What First-Year Seminar Course do you teach? 
I teach Unpacking the Hunger Games. This First-Year Seminar invites students to “unpack” the numerous layers of meaning embedded within author Suzanne Collins’ dystopian tale and her most recent prequel, The Ballad of Songbirds and Snakes. We first examine this allegory as a cultural and literary phenomenon before moving into connections with our own world. Throughout the course, we also dive into the human geography of Panem and the central Appalachian home of unlikely heroine, Katniss Everdeen. We study and discuss a variety of  academic perspectives including sociology, cultural studies, philosophy, feminism, political science, media studies, and psychology.

How do you build community within your First-Year Seminar?
My fundamental approach is to focus on small-group discussions and in-class teamwork and class projects.
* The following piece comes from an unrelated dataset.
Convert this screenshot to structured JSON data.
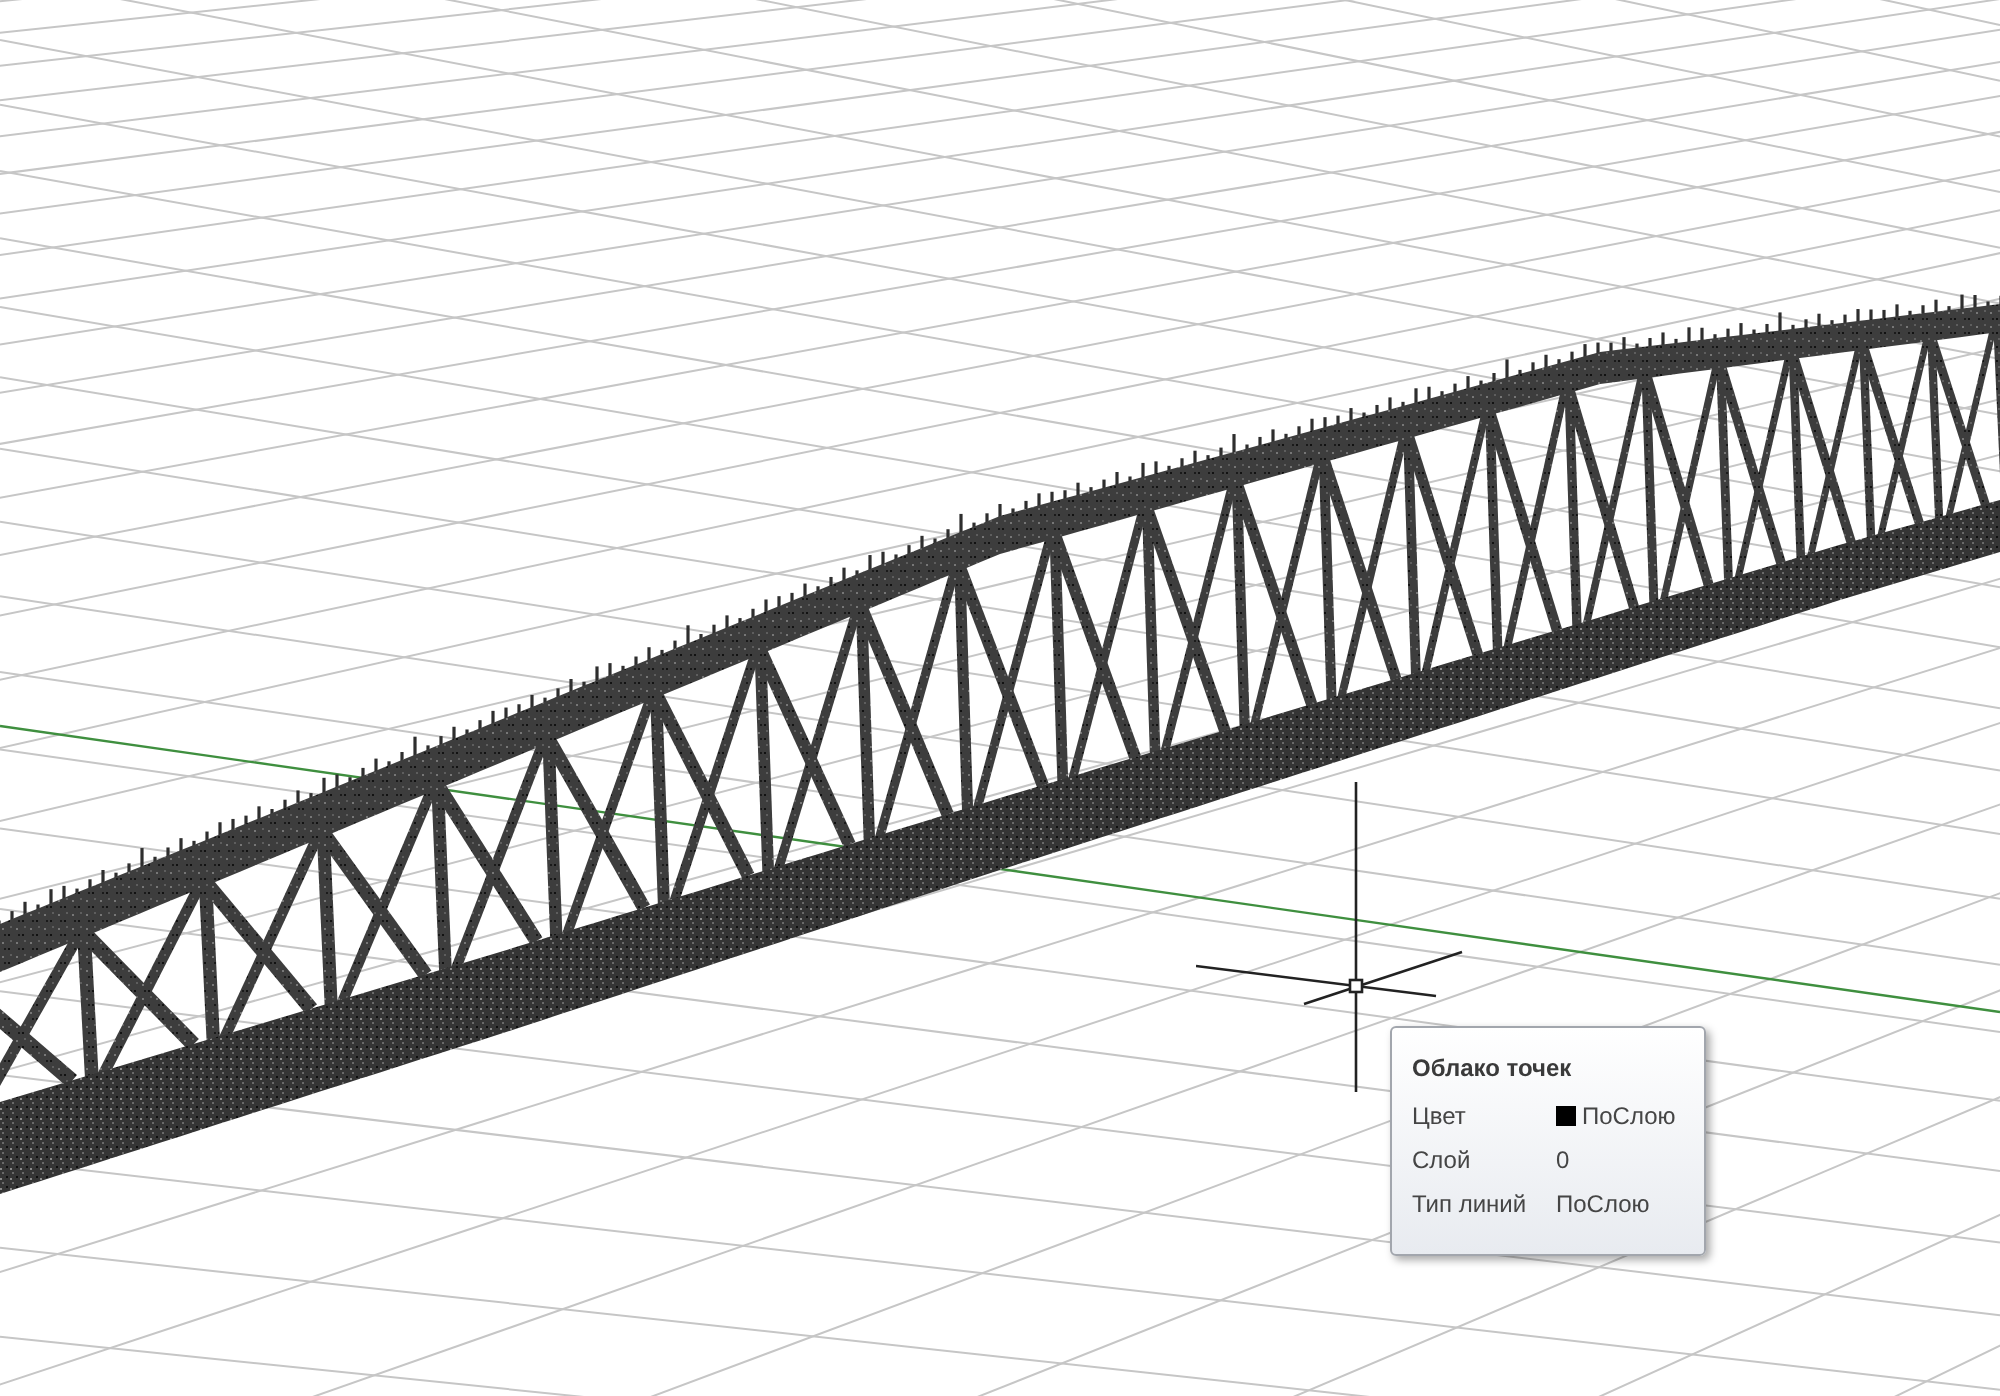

My students are always discussing something (the books or in-class research or related projects), and nobody is exempt. The good part about a seminar is that no student can successfully hide in the back and remain passive the whole time. Certainly, more extroverted students may talk or interact more often and confidently, though everyone is expected to participate and contribute at the team/discussion level if not in front of the full class each week. 

It is vital to provide a comfortable, safe space for students to express their thoughts and individual personalities without feeling judged. This type of space needs to be clear from the beginning so that students know that they are in a supportive environment, and that they are expected to support and assist their peers as well. 

What advice would you give families of prospective students who are considering sending their students to Butler? 
If they are still trying to decide on Butler, focus on the small-class environments, caring faculty and staff, amazing support offices, and the strong sense of collegial and encouraging community that Butler is known for. Not to mention the excellent preparation that employers and graduate programs take notice of from our graduates. The First-Year Seminar program embodies a lot of the aspects of what Butler is—helping students become the most successful version of themselves they can be.

Daphne Kirby 
Philosophy and Psychology double major
Terre Haute, Indiana 

How have you benefited from your First-Year Seminar course? 
Not only do we read the Hunger Games novels, but we do outside research and read books that were written about the original series. We’ve discussed American history, geography, and recently some philosophical ideas. We’re not just studying the series but building connections and knowledge to the world and reality. I feel that this class has really improved my reading comprehension and writing skills. The assignments that we do for each class require a close and careful reading of the text, and some of the larger projects that we have done have taught me what to expect in the coming years. I have learned new skills from doing research essays and teaching presentations, which I have already been able to make use of in other courses at Butler. 

What advice would you give to prospective Butler students? 
Butler offers a plethora of classes that you won’t find at any other school; take advantage of these classes. You have the opportunity to explore new interests and subjects outside of your major while also working toward your core requirements. Look through the list of FYS classes before you schedule courses for your first semester and find one that interests you. This is your chance to discover a new topic of interest or learn about something new without the risk of wasting time.. The vast variety of FYS courses that Butler has to offer means that there is a class for everyone.

Amelia Black
Organizational Communication and Leadership major
Goshen, Indiana

Why did you want to take Unpacking the Hunger Games and what have you enjoyed most?
The topic combined my personal and academic interests, and I was intrigued by the social commentary intertwined within the series and was excited to dig deeper into the story. I have enjoyed learning about such a wide variety of topics in the course. I have learned a significant amount about cultural and social experiences from a lens I would have never been able to find on my own. Dr. Paradis has been amazing at guiding our skills in reading and presenting, and I thoroughly enjoy our daily class discussions. 

How has your First-Year Seminar helped you feel more at home at Butler?
My FYS has given me a group of people I can always wave to on campus and talk to. This was especially important to me during those first couple months at Butler. I feel like being with the same group of people for the whole first year helped to make me feel more comfortable at Butler and more connected to my peers.